Ab 14 Jahren können Kinder in Deutschland für Straftaten belangt werden. Nun möchte die Justizministerin Baden-Württembergs, Marion Gentges (CDU), die Altersgrenze prüfen. Grund dafür ist ein tödlicher Streit zwischen einem 13- und einem 12-Jährigen in Stuttgart.
Der tragische Tod eines 12-jährigen Jungen löst eine Diskussion über die Strafmündigkeit von Kindern aus. Das Opfer wurde während eines Streits von einem ein Jahr älteren Jungen gegen eine einfahrende Straßenbahn gestoßen. Nun fordern CDU-Politikerinnen und -Politiker Konsequenzen.

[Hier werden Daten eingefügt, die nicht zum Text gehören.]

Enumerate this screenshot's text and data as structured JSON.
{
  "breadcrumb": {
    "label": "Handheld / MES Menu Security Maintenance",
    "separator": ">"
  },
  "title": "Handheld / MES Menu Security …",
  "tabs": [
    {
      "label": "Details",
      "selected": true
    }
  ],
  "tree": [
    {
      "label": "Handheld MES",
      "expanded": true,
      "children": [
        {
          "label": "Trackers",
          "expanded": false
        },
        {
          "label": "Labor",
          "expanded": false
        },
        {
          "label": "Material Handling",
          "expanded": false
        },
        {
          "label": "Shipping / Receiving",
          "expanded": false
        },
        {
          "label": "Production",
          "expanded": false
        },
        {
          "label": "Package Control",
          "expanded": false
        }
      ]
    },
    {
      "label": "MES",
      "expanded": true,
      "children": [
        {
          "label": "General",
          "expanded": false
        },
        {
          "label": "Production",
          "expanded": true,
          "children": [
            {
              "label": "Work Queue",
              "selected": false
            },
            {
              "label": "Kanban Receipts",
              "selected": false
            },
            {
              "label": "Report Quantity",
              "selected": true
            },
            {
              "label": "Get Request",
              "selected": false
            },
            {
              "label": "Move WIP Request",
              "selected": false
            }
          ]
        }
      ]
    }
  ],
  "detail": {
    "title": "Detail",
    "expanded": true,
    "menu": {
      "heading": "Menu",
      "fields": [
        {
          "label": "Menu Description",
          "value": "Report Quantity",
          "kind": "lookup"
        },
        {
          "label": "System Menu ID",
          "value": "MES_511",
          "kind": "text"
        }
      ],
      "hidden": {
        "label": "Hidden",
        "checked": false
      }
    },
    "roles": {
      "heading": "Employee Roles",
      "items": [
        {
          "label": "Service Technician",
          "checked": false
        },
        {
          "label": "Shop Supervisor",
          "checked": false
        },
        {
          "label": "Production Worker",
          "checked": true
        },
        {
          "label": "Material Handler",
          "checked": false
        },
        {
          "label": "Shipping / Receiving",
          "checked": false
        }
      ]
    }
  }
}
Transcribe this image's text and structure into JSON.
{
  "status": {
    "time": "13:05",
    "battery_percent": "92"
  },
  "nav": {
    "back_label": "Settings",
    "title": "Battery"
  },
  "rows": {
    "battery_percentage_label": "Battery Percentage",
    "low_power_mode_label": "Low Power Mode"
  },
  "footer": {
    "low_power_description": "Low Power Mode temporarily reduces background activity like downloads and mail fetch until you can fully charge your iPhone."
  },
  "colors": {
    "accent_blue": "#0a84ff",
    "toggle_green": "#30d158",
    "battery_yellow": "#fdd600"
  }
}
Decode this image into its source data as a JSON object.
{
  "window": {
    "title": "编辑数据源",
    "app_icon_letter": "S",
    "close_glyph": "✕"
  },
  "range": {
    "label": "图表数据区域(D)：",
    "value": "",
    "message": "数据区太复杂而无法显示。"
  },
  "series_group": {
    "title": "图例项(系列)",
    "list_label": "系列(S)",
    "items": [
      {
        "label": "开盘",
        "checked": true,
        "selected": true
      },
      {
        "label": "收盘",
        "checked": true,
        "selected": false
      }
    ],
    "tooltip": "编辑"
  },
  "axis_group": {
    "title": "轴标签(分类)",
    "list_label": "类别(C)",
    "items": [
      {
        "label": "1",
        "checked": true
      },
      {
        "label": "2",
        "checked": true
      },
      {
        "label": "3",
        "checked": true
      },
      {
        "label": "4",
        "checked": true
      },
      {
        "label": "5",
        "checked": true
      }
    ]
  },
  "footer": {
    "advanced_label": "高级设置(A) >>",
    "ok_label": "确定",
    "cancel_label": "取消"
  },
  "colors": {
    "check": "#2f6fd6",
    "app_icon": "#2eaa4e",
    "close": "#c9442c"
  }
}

Baden-Württembergs Justizministerin appellierte nach der Tat an Bund und Länder, die Strafmündigkeit von Jungen und Mädchen unter 14 Jahren stärker in den Blick zu nehmen. „Wir müssen auf wissenschaftlicher Grundlage einschätzen können, ob das Strafmündigkeitsalter grundsätzlich korrigiert werden muss“, sagte die CDU-Ministerin. Sie sei der Überzeugung, dass der Staat hier stärker eingreifen müsse. „Wir müssen überlegen, ob schon für jüngere Menschen eine qualifizierte staatliche Ansprache möglich ist – auch gegen den Willen der Eltern“, so Gentges. Der Vorschlag ist nicht neu. Bereits vor über einem Jahr war die Ministerin bei den Justizministerinnen und -ministern der Länder mit einem entsprechenden Antrag gescheitert.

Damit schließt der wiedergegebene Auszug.